Michel Temer durante sua posse como presidente pleno do Brasil, em um breve ato no Senado, pouco depois de os senadores decidirem pela destituição de Dilma Rousseff. Foto:Beto Barata/PR

Por Mario Osava, da IPS – 

Rio de Janeiro, Brasil, 2/9/2016 – A destituição da presidente Dilma Rousseff, no dia 31 de agosto, fecha um capítulo turbulento da crise do Brasil, mas não acaba com as incertezas que ameaçam a política e a economia do país. A primeira mulher na história a governar o Brasil foi condenada pelo Senado a deixar o cargo que ocupava desde o primeiro dia de 2011, quando 61 senadores a consideraram culpada e apenas 20 a inocentaram de irregularidades no manejo do orçamento.

Pouco depois, assumiu com plenos poderes Michel Temer, que enfrenta desafios que exigem medidas impopulares e é apoiado por partidos que têm boa parte de seus parlamentares acusados de corrupção ou sob investigação do Ministério Público.O próprio Temer, um político cinza e sem carisma, está envolvido em denúncias de que teria negociado contribuições ilegais para campanhas eleitorais do Partido do Movimento Democrático Brasileiro (PMDB).

O presidente, deputados e senadores só podem ser julgados pelo Supremo Tribunal Federal (STF) e é improvável que haja qualquer sentença contra Temer nessa corte antes que termine o atual período presidencial. Temer também enfrenta uma demanda na Justiça Eleitoral para impugnar sua eleição em 2014 como vice na chapa de Dilma, sob a acusação de abuso de poder econômico e político. Outras denúncias de corrupção agravaram a situação judicial de ambos.

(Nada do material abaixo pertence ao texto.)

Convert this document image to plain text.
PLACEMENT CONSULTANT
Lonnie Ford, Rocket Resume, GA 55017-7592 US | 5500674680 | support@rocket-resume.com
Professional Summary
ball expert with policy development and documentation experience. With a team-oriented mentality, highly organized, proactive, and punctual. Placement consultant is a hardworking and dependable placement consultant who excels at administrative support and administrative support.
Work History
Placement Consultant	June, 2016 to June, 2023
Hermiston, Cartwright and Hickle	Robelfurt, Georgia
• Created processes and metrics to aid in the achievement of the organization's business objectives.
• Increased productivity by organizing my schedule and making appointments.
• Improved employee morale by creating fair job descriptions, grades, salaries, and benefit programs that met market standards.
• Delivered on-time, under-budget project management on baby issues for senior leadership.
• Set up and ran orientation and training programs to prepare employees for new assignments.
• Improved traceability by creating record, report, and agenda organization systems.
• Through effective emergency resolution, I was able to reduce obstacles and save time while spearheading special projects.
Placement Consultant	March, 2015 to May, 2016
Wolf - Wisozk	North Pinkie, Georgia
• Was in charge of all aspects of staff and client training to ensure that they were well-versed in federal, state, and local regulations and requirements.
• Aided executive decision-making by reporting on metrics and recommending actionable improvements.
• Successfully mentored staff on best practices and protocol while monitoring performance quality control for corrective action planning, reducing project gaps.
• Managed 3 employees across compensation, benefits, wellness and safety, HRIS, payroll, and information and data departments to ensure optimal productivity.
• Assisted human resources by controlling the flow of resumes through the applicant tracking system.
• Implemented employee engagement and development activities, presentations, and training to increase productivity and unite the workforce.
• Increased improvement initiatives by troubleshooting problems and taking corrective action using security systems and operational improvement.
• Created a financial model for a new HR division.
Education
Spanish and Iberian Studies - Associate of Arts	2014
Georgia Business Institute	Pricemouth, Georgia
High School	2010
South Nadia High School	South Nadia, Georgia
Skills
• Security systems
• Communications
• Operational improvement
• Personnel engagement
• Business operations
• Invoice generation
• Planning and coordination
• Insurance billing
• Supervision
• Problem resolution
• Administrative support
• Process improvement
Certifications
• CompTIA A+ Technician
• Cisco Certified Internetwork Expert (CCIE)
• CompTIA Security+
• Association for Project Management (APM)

A decisão sobre esse caso é esperada para 2017 e poderia anular o resultado das últimas eleições. Se isso ocorrer, o parlamento escolherá um novo presidente para completar o mandato atual, que termina no último dia de 2018. A operação Lava Jato, que investiga a corrupção na Petrobras e que já mandou para a prisão dezenas de empresários e políticos, ameaça provocar baixas em massa no parlamento, quando o STF começar a julgar deputados e senadores envolvidos nesse escândalo.

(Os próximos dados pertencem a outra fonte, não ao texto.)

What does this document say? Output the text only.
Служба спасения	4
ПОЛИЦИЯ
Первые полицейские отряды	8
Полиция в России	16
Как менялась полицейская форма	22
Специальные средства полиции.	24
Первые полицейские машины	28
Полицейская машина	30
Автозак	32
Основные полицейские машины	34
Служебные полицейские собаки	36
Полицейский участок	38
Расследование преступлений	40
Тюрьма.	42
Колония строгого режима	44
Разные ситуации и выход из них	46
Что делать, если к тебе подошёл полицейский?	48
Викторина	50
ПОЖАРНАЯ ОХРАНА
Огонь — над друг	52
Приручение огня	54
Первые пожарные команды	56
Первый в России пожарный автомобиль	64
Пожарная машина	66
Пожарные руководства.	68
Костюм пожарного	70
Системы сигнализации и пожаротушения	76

Até que isso ocorra, as denúncias serão uma sombra sobre a legitimidade de um governo débil e submetido ao bombardeio da nova oposição de esquerda, que o acusa de ser produto de um “golpe de Estado parlamentar”, como Dilma repetiu dezenas de vezes em sua aguerrida defesa no julgamento de sua destituição. O impeachment de Dilma também significa a saída do poder do Partido dos Trabalhadores (PT), que governou esse país com 204 milhões de habitantes desde 2003, com seu máximo líder, Luis Inácio Lula da Silva (2003-2011), e com Dilma Rousseff (2012-2016).

Dilma Rousseff sorri entre partidários no dia 31 de agosto, após ser destituída pelo Senado, em um julgamento político com final previsível há meses, mas onde, surpreendentemente, não teve seus direitos políticos suspensos. Foto: Lula Marques/AGPT1

Dilma Rousseff sorri entre partidários no dia 31 de agosto, após ser destituída pelo Senado, em um julgamento político com final previsível há meses, mas onde, surpreendentemente, não teve seus direitos políticos suspensos. Foto: Lula Marques/AGPT1

Na frente econômica, o novo governo já anunciou como eixo do ajuste fiscal a imposição de um limite do gasto público, com seu congelamento por duas décadas. Seu valor seria cada ano igual ao do anterior, mais o aumento da inflação durante o exercício precedente. Assim, o crescimento da economia, uma vez que se saia da atual recessão, seria acompanhado da redução do déficit fiscal. Os analistas duvidam que essa medida seja aprovada pelo Congresso, tradicionalmente contra medidas de austeridade, ainda mais quando ela supõe uma emenda constitucional, cuja aprovação exige maioria de 60%.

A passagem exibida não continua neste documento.